To deviate slightly; the necessity to carry a bride over the threshold first began with the ancient Romans. The bride had to show, and even sometimes pretend, that she was not at all excited about leaving her father’s home, and so she had to be dragged across the threshold of her new groom’s house. Ancients believed also that evil spirits could curse the newly married couple, and would wait at the threshold of their new home.  To avoid this curse the bride had to be lifted up to ensure that the evil spirits could not enter her body through the soles of her feet. These days, this exercise is carried out just for fun; then again, based on a few brides I have met in the past, the custom could have some basic truth. 😉

“Sleep Tight and Don’t Let the Bed Bugs Bite”: “Sleep Tight”, which was later enlarged to “Sleep Tight and Don’t Let the Bed Bugs Bite”; comes from way back in the 1500’s and indeed long before, when middle and upper-class persons began sleeping on wooden bed frames to avoid sleeping on damp floors. These bed frames were strung from side to side with heavy lengths of rope, which in turn supported a stuffed mattress. These ropes would stretch over time, forming a hollow in the bed, so it became necessary to tighten them. Hence the saying, “Sleep tight.”

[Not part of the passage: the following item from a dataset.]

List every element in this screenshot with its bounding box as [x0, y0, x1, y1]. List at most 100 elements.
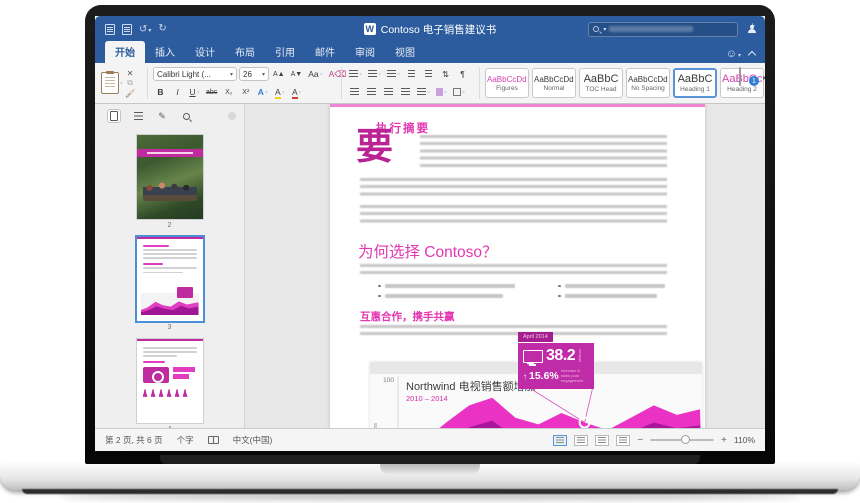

Later of course was added, “Don’t Let the Bed Bugs Bite”, referring to the need for a canopy over the bed. (Pic. 2 above.)    It may have been “Raining Cats and Dogs” outside, but with straw or reed roofs, there was little to stop creepy crawler’s, dust, foreign matter and mice falling from non-plastered ceilings inside the house; messing up your bed linen. It now became necessary to construct bed frames with four tall posts at each corner, covered over with cloth to offer roof protection to sleepers. Curtains around the beds would be later added to cut down on draughts.  With the move to plastered interior ceilings, along came the ‘Half Canopy Bed’, (Pic. 3 above.) making sure to protect just the heads of those sleeping on their backs, snoring, with their mouths wide open.

Of course the belief that we all swallow, in our sleep, eight spiders on average each year is a total myth; flying in the face of both a spider’s intelligence and human biology, making it most unlikely that a live spider would ever end up in a mouth breathing out hot air in the first place.